Damit sind die zentralen Fragen gestellt (vgl. 5), die B. in ihrer Monographie zu beantworten sucht. Diese gliedert sich in vier Kapitel, deren drei erste jeweils rund 80 Seiten umfassen; das vierte zählt nur 25 Seiten. Es folgt eine »Conclusion« (266­273), in der B. auf die eingangs gestellten Fragen zurückkommt. Eine ausführliche Bibliographie, ein Autorenregister und Verzeichnisse der zitierten Stellen aus biblischer und außerbiblischer Literatur schließen das Buch ab. Nicht geliefert wird ein Register der hebräischen, griechischen und lateinischen Termini, die über das ganze Buch verstreut sind.

Im ersten Kapitel (11­87) geht es darum, den philosophischen Hintergrund zu bestimmen, vor dem jüdische Autoren in hellenistisch-römischer Zeit ihre eigenen Gedanken zum Thema der Philanthropie entwickeln konnten. Dazu stellt B. die griechischen und römischen Autoren vor, die sich diesem Thema und den sich daraus ergebenden ethischen Konsequenzen widmen. Der Überblick, den B. bietet, beginnt mit den Pythagoreern und endet mit der späteren Stoa (Seneca, Musonius Rufus, Epiktet). Dabei arbeitet sie u. a. folgende Vorstellungen heraus, die hier nur vereinfacht wiedergegeben werden: Spätestens seit Aristoteles kennen die Autoren die Idee des dem Menschen eigenen Wohlwollens gegenüber anderen Menschen, vor allem gegenüber denjenigen, die Hilfe benötigen. Dabei sind verschiedene Grade der Nähe zu unterscheiden, die sich auf drei reduzieren lassen: Familie, Angehörige derselben Stadt oder desselben Volkes sowie Menschen aller Art. Wenn auch die Hilfsbereitschaft auf der Ebene der Familie am stärksten ausgeprägt ist, betonen verschiedene Autoren die Pflicht, jedwedem Bedürftigen wenigstens mit elementarer Hilfe beizustehen. Die gemeinsame Herkunft aller Menschen gebiete diese Solidarität. Umstritten ist aber immer wieder, inwiefern etwa Sklaven sowie Menschen, die sich nicht der Vernunft und der Tugenden befleißigen, mit der Philanthropie der anderen rechnen dürfen und ob diese nur eine Disposition darstellt oder zur menschlichen Natur gehört.

Im zweiten Kapitel (89­165) geht es um die Frage, inwiefern das Paradigma der gemeinsamen menschlichen Natur sowie der gemeinsamen condition humaine jüdischen Autoren bekannt ist.

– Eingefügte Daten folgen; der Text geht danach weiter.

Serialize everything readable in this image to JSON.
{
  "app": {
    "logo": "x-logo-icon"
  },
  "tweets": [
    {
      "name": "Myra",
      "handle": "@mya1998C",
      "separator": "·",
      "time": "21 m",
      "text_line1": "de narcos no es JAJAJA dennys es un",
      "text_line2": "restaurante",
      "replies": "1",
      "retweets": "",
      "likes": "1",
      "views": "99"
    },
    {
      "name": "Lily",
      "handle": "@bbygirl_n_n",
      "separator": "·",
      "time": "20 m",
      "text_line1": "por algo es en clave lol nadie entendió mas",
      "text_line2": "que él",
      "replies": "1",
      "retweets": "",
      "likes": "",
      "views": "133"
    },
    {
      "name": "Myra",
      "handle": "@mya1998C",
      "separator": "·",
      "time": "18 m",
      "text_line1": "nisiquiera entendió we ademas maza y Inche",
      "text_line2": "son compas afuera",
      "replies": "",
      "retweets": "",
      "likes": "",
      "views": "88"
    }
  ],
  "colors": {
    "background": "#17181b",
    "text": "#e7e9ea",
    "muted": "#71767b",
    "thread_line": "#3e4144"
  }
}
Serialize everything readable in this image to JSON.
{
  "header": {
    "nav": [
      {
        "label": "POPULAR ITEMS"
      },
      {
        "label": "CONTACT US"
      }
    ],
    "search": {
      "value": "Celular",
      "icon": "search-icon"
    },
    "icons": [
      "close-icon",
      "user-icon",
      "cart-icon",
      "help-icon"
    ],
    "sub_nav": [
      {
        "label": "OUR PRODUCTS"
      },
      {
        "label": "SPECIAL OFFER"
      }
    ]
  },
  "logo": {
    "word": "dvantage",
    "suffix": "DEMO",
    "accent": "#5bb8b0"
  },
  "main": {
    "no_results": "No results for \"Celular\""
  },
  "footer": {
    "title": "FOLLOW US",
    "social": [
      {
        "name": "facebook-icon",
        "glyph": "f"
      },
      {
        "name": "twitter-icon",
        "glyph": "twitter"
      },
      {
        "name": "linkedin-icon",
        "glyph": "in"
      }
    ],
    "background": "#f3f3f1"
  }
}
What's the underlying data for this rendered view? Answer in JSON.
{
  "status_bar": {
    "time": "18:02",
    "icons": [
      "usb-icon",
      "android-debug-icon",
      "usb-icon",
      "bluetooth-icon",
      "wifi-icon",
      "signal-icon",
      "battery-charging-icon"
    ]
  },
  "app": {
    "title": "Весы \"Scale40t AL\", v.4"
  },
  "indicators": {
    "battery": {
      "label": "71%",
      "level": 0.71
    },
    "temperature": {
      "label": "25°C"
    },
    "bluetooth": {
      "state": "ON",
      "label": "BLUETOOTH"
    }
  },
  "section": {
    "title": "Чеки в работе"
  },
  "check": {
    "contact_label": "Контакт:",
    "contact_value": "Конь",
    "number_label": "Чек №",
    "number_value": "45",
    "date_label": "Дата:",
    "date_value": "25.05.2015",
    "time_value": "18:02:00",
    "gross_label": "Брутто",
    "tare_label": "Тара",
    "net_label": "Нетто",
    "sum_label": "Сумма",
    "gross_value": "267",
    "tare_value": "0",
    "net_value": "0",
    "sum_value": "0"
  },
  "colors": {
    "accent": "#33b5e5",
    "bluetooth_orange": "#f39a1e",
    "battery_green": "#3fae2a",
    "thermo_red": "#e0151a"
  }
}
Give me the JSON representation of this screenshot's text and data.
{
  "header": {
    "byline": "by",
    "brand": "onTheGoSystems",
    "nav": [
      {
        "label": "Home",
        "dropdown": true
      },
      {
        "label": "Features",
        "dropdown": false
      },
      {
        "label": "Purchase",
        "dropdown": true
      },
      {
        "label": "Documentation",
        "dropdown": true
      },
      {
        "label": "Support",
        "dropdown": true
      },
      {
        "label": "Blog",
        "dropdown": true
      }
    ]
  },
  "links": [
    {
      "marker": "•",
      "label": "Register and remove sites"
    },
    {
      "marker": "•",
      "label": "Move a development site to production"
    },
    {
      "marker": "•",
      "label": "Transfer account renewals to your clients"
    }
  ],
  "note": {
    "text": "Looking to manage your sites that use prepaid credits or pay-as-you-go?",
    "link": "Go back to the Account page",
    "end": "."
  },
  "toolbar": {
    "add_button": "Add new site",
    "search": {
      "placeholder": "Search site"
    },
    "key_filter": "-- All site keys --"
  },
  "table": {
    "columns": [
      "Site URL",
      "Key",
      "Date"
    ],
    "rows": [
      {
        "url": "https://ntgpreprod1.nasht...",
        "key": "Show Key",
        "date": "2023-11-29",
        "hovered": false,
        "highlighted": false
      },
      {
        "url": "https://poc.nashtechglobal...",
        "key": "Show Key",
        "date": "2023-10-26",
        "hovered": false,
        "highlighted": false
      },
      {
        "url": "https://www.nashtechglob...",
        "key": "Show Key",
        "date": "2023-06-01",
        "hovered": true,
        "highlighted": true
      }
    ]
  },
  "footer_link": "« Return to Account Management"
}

Dieses Paradigma äußert sich z. B. in der so genannten Goldenen Regel, aber auch in der Vorstellung, dass das Glück nicht von Dauer ist und jeden Menschen Armut und Elend treffen können. Daraus ergibt sich die Verpflichtung, dem Bedürftigen beizustehen. Solche Gedanken findet B. im Gedicht des Pseudo-Phocylides (V. 22­31). Philo von Alexandrien wiederum ist der Wert der koinonia , eines am Gemeinwohl orientierten Verhaltens, bekannt; ebenso ist er davon überzeugt, dass alle Menschen eine gemeinsame Natur haben und es darum nicht erlaubt sei, etwa den Sklaven am Sabbat arbeiten zu lassen (124 f.). Die Grenzen dieses Denkens zeigen sich aber, wenn Philo zwischen jüdischen und fremden Sklaven differenziert und eine unterschiedliche Behandlung beider zu akzeptieren scheint (132­133.137). Somit hat die Idee der gemeinsamen Menschennatur bei ihm nur begrenzte ethische Auswirkungen.

Das dritte Kapitel (166­239) behandelt die Frage, ob jüdische Texte aus hellenistisch-römischer Zeit ethische Folgerungen aus der Idee der Gottebenbildlichkeit aller Menschen ableiten. Einer der wenigen Zeugen einer solchen Auslegung von Gen 1,26­27 ist eine Passage des Slawischen Henochbuches (44,1­3). Sobald jedoch das göttliche Gericht gegenüber den Sündern oder ein ethischer Determinismus in den Vordergrund treten, muss der Gedanke der Gottebenbildlichkeit und Gleichheit aller Menschen an Bedeutung verlieren.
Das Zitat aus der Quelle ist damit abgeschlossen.